Snapchain addresses this by making each user completely independent (when you sign up on Farcaster, you get an ID, and if your ID is the lowest, it's a status symbol). Your posts don't affect my account.
Therefore, Snapchain will shard users into multiple partitions (by the way, this is inspired by the Near model). Each shard processes only its users. This means more users = more shards = higher throughput.
To keep everything in sync, there is one final layer: bundling the shards and publishing global blocks on the main chain.
Ethereum struggles to do this easily. Its transactions rely on shared state—smart contracts, tokens, balances. This makes account-level sharding difficult.
Snapchain is effective because social behaviors are simple. They only impact the sender.
There is more content you can read about here, but I'm bullish on Farcaster and Snapchain because it builds the use case first and then adds blockchain to it.
It's performing well for Hyperliquid, even with 50k DAU and 900k total users, Farcaster remains one of the top consumer apps.
TLDR: The Genesis block is live, and the mainnet is expected to launch on April 15, 2025. So, it's coming soon.
I believe once Snapchain is live and Farcaster is ready to scale, Coinbase x Farcaster will start announcing integrations with the Coinbase Wallet.
This is a huge deal. Social media info on Coinbase Wallet? I'm serious.
However, I'm not sure when the token will go live; the team has been silent about it, but some rumors and funding announcements may indicate it's on the horizon. Snapchain itself is a technical component, not a standalone fundraising entity. Development of Snapchain is funded by the company building the Farcaster protocol, Merkle Manufactory.
Most notably, in May 2024, they announced a $1.5 billion funding round led by Paradigm, with other major investors such as a16z crypto, Haun Ventures, USV, Variant, and Standard Crypto also participating.
I originally planned to write about 7 major TGEs and protocols, but this article got too long. I always get carried away (often deleting 30% of the content before publishing!)
Eclipse and Atlas are two additional SVM (Solana VM) chains on Fogo.

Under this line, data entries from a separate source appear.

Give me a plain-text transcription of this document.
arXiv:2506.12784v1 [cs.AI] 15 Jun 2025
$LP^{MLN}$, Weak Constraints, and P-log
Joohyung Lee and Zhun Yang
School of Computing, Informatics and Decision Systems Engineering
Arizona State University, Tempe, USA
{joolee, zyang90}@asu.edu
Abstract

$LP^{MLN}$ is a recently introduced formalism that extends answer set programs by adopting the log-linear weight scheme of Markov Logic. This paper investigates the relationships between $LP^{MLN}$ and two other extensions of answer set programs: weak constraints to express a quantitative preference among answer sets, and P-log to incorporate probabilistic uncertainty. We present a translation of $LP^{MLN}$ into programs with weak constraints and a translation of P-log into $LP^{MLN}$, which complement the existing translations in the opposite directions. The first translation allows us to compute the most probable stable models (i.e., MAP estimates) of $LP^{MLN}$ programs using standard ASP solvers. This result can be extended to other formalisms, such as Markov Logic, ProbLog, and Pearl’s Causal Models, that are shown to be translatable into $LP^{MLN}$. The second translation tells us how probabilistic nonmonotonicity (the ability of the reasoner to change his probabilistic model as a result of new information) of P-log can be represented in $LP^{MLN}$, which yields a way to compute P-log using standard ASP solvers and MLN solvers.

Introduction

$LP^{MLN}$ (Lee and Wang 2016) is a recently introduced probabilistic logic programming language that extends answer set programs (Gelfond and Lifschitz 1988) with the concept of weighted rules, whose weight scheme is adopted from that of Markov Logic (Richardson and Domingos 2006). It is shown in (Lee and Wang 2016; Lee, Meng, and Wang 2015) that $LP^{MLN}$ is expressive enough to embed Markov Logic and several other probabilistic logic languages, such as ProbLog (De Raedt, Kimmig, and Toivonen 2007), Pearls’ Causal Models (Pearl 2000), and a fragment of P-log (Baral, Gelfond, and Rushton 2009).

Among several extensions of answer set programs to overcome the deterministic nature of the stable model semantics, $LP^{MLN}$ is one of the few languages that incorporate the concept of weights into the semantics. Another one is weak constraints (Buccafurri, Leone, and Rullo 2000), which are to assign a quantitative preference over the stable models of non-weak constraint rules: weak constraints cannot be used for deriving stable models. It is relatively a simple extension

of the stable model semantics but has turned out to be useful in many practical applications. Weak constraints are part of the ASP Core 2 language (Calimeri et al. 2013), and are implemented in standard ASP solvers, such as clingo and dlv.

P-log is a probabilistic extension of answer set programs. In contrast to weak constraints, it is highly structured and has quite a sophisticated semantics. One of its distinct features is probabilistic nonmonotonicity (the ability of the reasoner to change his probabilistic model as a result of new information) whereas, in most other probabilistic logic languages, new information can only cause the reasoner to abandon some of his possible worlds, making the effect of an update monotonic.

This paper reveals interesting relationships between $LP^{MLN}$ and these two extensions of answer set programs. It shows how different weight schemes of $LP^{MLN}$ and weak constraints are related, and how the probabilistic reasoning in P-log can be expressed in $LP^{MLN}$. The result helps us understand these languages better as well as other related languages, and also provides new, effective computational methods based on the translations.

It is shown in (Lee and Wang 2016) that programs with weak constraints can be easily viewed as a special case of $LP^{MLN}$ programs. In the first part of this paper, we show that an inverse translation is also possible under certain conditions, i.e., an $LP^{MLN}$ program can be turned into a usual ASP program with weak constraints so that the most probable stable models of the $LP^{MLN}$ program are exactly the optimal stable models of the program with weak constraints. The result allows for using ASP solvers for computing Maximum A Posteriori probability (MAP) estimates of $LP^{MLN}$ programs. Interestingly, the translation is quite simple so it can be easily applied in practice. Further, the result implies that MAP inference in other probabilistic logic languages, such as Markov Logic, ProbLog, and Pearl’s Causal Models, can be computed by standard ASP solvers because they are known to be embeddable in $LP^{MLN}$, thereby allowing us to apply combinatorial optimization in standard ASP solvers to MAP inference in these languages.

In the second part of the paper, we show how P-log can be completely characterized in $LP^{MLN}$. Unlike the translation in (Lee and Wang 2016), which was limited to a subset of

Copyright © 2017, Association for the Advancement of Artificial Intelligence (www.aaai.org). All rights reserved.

Eclipse is an Ethereum L2, but it uses SVM instead of EVM and employs Celestia for DA. It has already launched, but the total locked value is only $57 million. As Kyle (above tweet) pointed out, this shows how challenging it is to differentiate from other general chains.
A standalone SVM is not enough to stand out from other L2s.
The token appears to have been confirmed as code ES:
· E-Ethereum
· S-Solana
Atlas is another Ethereum-based L2 SVM, but built specifically for on-chain order books, margin systems, and high-frequency trading. Hence it needs speed! The testnet is already live.